State of the States: Arts as education

Standards emphasize developing artistic ideas, refining them, and following projects to completion

The arts survive in American education, despite pressures placed on school leaders to focus on high-stakes tests in math and English.

As of March, 27 states identify the arts as a core academic subject. And 49 states and the District of Columbia have adopted elementary and secondary standards for the arts, according to the “State of the States: 2016 Arts Education State Policy Summary” report from the Arts Education Partnership, a policy center within the Education Commission of the States.

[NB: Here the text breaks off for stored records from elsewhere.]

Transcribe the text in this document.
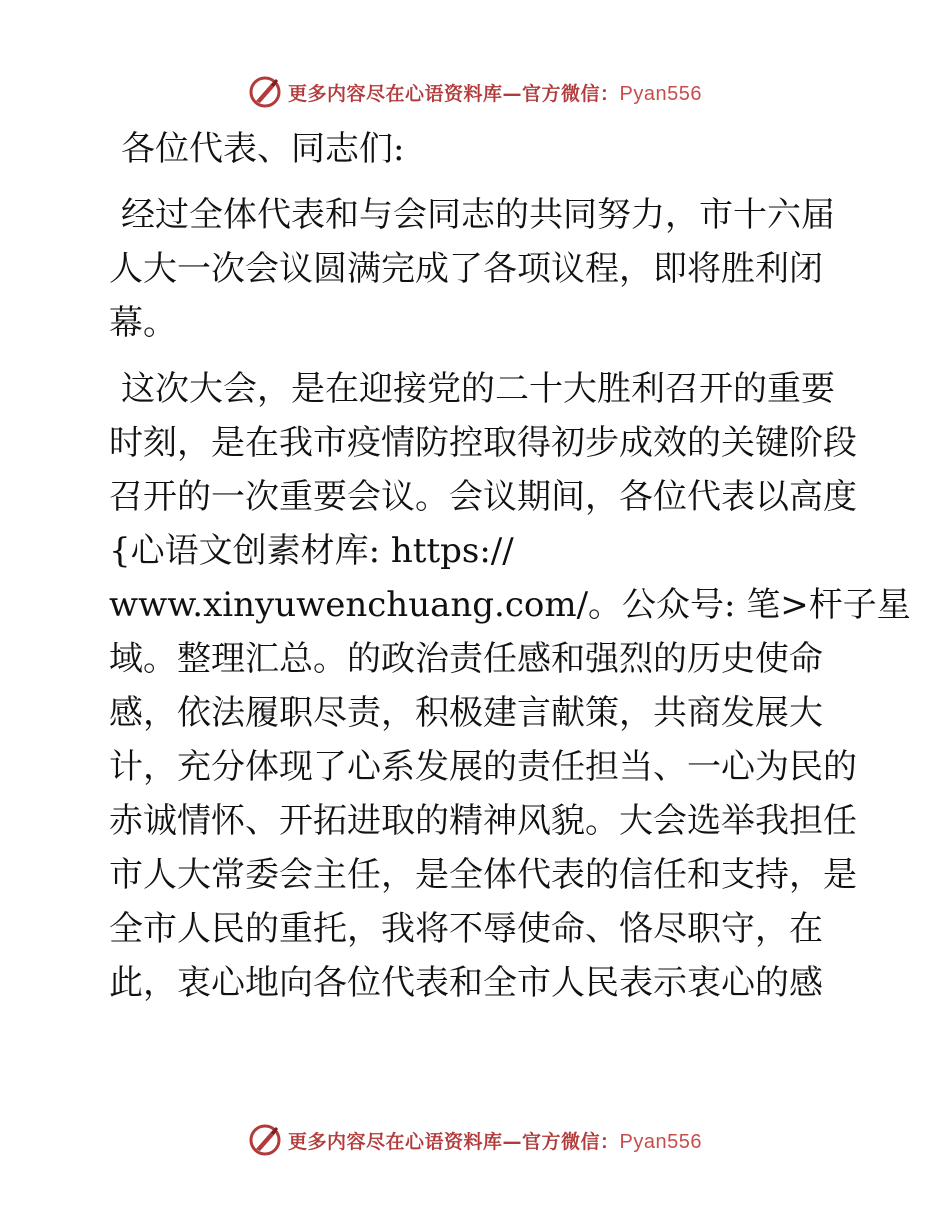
更多内容尽在心语资料库—官方微信：Pyan556

各位代表、同志们:

经过全体代表和与会同志的共同努力，市十六届
人大一次会议圆满完成了各项议程，即将胜利闭
幕。

这次大会，是在迎接党的二十大胜利召开的重要
时刻，是在我市疫情防控取得初步成效的关键阶段
召开的一次重要会议。会议期间，各位代表以高度
{心语文创素材库: https://
www.xinyuwenchuang.com/。公众号: 笔>杆子星
域。整理汇总。的政治责任感和强烈的历史使命
感，依法履职尽责，积极建言献策，共商发展大
计，充分体现了心系发展的责任担当、一心为民的
赤诚情怀、开拓进取的精神风貌。大会选举我担任
市人大常委会主任，是全体代表的信任和支持，是
全市人民的重托，我将不辱使命、恪尽职守，在
此，衷心地向各位代表和全市人民表示衷心的感

更多内容尽在心语资料库—官方微信：Pyan556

“We see a generally strong public-policy consensus across states that the arts are an important curricular area that contribute to a quality K12 education” says Scott Jones, senior associate ofresearch and policy for the Arts Education Partnership.

Iowa is the only state without arts standards. The standards, updated in 2014 by the National Coalition for Core Arts Standards, include instructional guidelines for dance, music, theater and visual arts. They also add media arts such as animation, film, gaming and computer design.

The standards emphasize developing artistic ideas, refining them, and following projects to completion. Arts teach critical thinking, collaboration, creativity and problem-solving, Jones says.

Students in schools with arts-rich learning environments outperform their peers in arts-deficient schools, according to 2011 Arts Education Partnership research. Attendance and engagement also increase when schools incorporate lessons teaching skills of an art and non-art subject in tandem.

Administrators, particularly principals, can bring the arts into daily instruction with various low-cost strategies, Jones says, including the following:

Establish a schoolwide commitment to arts learning by including the arts in school mission statements and improvement plans.

Ask parents to volunteer and raise funds.

Ensure the arts have a specific line item in the budget, and tap Title I and Title II funds.

Repurpose classroom spaces and use after-school time to incorporate the arts.

Provide arts-based professional development for teachers. In some schools, arts teachers serve as leads in providing or coordinating PD for classroom teachers to integrate arts into all subjects. In others, PD comes from the district or an arts or cultural organization.

Tap members of the local arts community to help build curriculum and to offer workshops.